Aber es ist schon praktisch, dass die SWB die Beleuchtung vor dem Hauptbahnhof auf eigene Kosten erneuert hat, oder? Wenn ich Sie richtig verstanden habe, hätte Bremen das aus vertraglichen Gründen gar nicht bewerkstelligen können.

Das stimmt. Wir sind mit der neuen Beleuchtung sehr zufrieden. Allerdings weniger wegen der Energieeinsparung als wegen sicherheitsrelevanter Aspekte. Das Engagement der SWB ist uns hochwillkommen, wir haben es auch eng begleitet.

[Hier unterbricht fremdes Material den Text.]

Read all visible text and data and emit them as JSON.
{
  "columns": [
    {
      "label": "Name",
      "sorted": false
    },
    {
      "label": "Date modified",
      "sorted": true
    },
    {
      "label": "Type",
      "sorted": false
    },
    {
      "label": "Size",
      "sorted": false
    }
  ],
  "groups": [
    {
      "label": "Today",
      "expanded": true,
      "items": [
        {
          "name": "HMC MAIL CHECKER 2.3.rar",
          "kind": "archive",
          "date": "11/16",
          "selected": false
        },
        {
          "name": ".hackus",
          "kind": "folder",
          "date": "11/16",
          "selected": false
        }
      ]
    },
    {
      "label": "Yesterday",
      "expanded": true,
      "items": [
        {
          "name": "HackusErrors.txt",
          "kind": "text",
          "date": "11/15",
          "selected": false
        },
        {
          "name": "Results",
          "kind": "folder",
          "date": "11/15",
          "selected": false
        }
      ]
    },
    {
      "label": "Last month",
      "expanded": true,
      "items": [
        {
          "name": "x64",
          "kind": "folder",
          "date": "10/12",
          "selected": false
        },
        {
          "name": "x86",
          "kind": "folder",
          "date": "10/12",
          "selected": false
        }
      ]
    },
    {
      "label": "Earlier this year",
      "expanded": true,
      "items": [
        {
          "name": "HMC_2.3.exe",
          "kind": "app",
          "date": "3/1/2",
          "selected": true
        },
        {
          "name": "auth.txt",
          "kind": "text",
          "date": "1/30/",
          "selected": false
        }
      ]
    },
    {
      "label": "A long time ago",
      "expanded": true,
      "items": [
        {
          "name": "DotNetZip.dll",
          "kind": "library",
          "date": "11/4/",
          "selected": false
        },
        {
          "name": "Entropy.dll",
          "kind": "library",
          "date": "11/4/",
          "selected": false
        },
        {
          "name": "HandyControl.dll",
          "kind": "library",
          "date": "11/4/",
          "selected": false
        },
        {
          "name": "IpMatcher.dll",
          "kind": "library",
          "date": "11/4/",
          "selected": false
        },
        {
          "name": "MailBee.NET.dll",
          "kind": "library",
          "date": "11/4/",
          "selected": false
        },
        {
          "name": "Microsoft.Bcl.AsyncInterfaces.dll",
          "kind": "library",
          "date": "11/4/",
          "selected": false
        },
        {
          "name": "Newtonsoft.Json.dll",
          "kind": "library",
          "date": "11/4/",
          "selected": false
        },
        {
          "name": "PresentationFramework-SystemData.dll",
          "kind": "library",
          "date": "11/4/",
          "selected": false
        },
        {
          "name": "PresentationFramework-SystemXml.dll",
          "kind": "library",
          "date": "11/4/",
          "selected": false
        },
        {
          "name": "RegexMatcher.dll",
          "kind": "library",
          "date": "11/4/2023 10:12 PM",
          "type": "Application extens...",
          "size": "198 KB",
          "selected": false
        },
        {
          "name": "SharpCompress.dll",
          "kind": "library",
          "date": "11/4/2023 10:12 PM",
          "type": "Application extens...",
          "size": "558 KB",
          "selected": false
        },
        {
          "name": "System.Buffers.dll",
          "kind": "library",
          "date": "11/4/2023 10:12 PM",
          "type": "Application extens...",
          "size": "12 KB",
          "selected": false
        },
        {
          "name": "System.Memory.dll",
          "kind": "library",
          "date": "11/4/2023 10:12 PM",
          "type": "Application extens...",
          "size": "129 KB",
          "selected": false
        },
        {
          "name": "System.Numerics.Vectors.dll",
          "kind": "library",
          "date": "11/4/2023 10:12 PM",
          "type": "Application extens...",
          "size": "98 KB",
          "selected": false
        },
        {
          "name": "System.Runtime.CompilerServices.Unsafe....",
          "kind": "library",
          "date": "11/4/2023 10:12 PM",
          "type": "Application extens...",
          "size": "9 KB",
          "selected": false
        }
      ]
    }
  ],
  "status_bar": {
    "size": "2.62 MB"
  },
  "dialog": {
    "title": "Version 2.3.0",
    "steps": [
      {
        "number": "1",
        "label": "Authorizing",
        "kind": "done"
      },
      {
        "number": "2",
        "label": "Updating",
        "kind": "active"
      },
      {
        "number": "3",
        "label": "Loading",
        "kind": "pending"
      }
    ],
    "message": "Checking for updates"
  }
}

Das Gespräch führte Silke Hellwig.

Info

Zur Person

Joachim Lohse ist seit 2011 Senator für Umwelt, Bau und Verkehr. Zuvor war er Dezernent für Verkehr, Umwelt, Stadtentwicklung und Bauen in Kassel. Der Grüne hat angekündigt, sich mit der Wahl 2019 aus dem Amt zurückzuziehen.